12.12) The following table shows the assessed values and the selling prices of eight houses constituting a random sample of all the houses sold recently in each metropolitan area:
Assessed value (in $1,000) Selling price (in $1,000)
40.3 63.4
72.0 118.3
32.5 55.2
44.8 74.0
27.9 48.8
51.6 81.1
80.4 123.2
58.0 92.5
Fit a least-squares line that will enable us to predict the selling prices of a house in terms of its assessed value, and test the null hypothesis β = 1.30 against the alternative hypothesis β > 1.30 at the level of significance 0.05.
12.18) The following data shows the advertising expenses (expressed as a percentage of total expenses) and the net operating profit (expressed as a percentage of total sales) in a random sample of five furniture stores:
Advertising expenses Net operating profit
X Y
1.1 2.5
2.8 3.7
3.1 5.2
1.6 2.9
0.7 1.4
Fit a least-squares line to these data and construct a 99% confidence interval for mean net operating profit (expressed as a percentage of total sales) when the advertising expenses are 20.0% of total expenses.

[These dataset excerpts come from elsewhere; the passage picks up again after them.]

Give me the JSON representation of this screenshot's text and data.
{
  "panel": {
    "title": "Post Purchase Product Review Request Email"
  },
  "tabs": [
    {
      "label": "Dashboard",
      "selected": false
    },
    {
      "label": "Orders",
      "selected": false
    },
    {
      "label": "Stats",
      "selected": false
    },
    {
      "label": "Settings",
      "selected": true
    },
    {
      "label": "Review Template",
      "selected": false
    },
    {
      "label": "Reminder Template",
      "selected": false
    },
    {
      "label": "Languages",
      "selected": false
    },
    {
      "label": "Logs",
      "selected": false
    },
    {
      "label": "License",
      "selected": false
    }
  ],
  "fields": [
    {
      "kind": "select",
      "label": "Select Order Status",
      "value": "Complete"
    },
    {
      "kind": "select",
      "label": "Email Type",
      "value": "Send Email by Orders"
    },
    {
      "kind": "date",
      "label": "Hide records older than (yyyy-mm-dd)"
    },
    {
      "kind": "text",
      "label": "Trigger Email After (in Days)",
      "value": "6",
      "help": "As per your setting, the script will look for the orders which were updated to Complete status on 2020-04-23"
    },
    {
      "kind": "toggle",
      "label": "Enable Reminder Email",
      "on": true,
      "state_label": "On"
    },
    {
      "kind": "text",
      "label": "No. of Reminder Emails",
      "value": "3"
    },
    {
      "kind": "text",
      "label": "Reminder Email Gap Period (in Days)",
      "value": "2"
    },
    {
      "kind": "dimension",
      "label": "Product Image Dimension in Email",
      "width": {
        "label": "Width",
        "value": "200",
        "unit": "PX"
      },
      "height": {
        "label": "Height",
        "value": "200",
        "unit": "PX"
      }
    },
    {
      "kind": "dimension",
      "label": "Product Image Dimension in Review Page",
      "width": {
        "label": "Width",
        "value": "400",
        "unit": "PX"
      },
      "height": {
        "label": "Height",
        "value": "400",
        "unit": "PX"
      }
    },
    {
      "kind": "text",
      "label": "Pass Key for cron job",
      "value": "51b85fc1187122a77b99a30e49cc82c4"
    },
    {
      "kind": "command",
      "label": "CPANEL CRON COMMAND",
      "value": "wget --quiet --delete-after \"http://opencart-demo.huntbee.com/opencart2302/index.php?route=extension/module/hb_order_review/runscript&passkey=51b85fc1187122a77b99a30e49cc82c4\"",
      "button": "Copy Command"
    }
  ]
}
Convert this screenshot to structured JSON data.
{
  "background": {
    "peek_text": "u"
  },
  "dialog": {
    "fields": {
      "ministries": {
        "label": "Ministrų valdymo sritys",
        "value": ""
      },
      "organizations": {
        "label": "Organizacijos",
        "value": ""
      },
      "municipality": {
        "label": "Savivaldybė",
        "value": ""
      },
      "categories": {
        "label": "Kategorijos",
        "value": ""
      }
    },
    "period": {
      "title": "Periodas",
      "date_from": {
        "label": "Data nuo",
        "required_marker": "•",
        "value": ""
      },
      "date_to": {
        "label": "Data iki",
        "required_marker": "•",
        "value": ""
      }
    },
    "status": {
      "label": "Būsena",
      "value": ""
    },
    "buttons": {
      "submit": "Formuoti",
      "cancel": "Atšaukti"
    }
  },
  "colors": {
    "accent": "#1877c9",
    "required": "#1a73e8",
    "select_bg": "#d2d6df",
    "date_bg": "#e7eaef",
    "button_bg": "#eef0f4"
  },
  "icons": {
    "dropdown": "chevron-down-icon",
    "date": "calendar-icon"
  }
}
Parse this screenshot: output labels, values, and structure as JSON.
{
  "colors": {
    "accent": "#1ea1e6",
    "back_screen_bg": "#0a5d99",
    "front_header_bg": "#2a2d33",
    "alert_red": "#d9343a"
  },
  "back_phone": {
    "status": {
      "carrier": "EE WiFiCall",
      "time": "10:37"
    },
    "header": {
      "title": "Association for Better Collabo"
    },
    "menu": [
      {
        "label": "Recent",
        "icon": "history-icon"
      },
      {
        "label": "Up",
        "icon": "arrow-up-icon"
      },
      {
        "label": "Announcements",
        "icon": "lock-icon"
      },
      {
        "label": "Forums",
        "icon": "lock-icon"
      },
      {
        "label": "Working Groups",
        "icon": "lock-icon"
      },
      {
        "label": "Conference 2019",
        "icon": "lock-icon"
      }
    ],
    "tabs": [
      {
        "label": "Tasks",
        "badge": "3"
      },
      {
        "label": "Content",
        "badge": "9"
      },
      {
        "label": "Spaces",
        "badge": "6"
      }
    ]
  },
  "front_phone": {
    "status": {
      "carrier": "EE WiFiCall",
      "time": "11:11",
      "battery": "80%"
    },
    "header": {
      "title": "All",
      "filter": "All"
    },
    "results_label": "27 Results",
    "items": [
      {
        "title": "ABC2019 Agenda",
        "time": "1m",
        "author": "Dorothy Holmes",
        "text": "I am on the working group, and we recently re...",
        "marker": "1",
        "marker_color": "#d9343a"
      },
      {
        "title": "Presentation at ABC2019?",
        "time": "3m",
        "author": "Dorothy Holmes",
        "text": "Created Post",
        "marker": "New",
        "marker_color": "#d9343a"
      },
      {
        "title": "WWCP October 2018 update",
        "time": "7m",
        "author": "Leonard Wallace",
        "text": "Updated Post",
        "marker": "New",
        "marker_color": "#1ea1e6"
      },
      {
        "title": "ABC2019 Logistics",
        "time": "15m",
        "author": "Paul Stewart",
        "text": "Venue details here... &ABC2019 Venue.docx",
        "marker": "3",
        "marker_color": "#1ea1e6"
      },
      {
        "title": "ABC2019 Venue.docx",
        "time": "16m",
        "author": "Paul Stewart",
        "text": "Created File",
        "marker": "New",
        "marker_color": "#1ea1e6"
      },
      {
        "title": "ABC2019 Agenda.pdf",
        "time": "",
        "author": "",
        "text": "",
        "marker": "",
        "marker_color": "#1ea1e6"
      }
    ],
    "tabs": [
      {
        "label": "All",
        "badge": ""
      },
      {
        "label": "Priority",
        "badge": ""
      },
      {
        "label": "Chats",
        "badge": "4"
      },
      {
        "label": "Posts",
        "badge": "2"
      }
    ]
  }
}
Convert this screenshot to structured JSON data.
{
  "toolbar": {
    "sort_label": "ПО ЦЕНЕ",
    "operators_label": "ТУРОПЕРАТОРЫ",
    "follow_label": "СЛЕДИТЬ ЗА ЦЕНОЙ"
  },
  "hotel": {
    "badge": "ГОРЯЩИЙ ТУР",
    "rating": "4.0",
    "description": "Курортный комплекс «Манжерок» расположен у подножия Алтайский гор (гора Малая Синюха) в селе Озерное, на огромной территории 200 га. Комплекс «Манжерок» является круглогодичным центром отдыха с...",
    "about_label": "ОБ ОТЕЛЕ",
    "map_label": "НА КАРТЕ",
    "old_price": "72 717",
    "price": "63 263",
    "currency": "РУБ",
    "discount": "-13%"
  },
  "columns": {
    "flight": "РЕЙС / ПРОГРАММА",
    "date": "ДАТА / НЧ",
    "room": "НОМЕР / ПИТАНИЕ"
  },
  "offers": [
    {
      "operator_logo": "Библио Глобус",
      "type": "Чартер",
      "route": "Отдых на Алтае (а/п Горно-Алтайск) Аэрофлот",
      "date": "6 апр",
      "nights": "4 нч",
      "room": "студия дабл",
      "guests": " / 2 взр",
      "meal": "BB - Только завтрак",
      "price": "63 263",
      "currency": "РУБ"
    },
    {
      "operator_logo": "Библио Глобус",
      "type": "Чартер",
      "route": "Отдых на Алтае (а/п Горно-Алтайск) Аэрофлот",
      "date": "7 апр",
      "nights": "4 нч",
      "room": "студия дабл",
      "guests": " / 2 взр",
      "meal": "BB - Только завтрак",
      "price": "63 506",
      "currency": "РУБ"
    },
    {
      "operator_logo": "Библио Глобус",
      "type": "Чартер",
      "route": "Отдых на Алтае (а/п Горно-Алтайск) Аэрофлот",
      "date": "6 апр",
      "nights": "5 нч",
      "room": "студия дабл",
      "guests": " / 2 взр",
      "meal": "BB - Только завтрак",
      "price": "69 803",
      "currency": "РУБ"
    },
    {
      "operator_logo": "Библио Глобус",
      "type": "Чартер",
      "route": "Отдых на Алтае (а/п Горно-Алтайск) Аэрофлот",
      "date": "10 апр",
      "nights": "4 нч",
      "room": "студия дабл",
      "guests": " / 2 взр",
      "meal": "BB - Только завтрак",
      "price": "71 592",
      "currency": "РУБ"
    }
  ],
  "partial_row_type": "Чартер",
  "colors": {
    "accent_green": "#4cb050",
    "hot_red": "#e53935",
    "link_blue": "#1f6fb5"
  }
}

12.38) States in each case whether you would expect a positive correlation, a negative correlation, or no correlation:
(a) the age of husbands and wives;
(b) the amount of rubber on tires and the number of miles that they have been driven;
(c) income and education;
(d) shirt size and sense of humor;
(e) the number of hours that bowlers practice and their scores;
(f) hair color and one's knowledge of foreign affairs.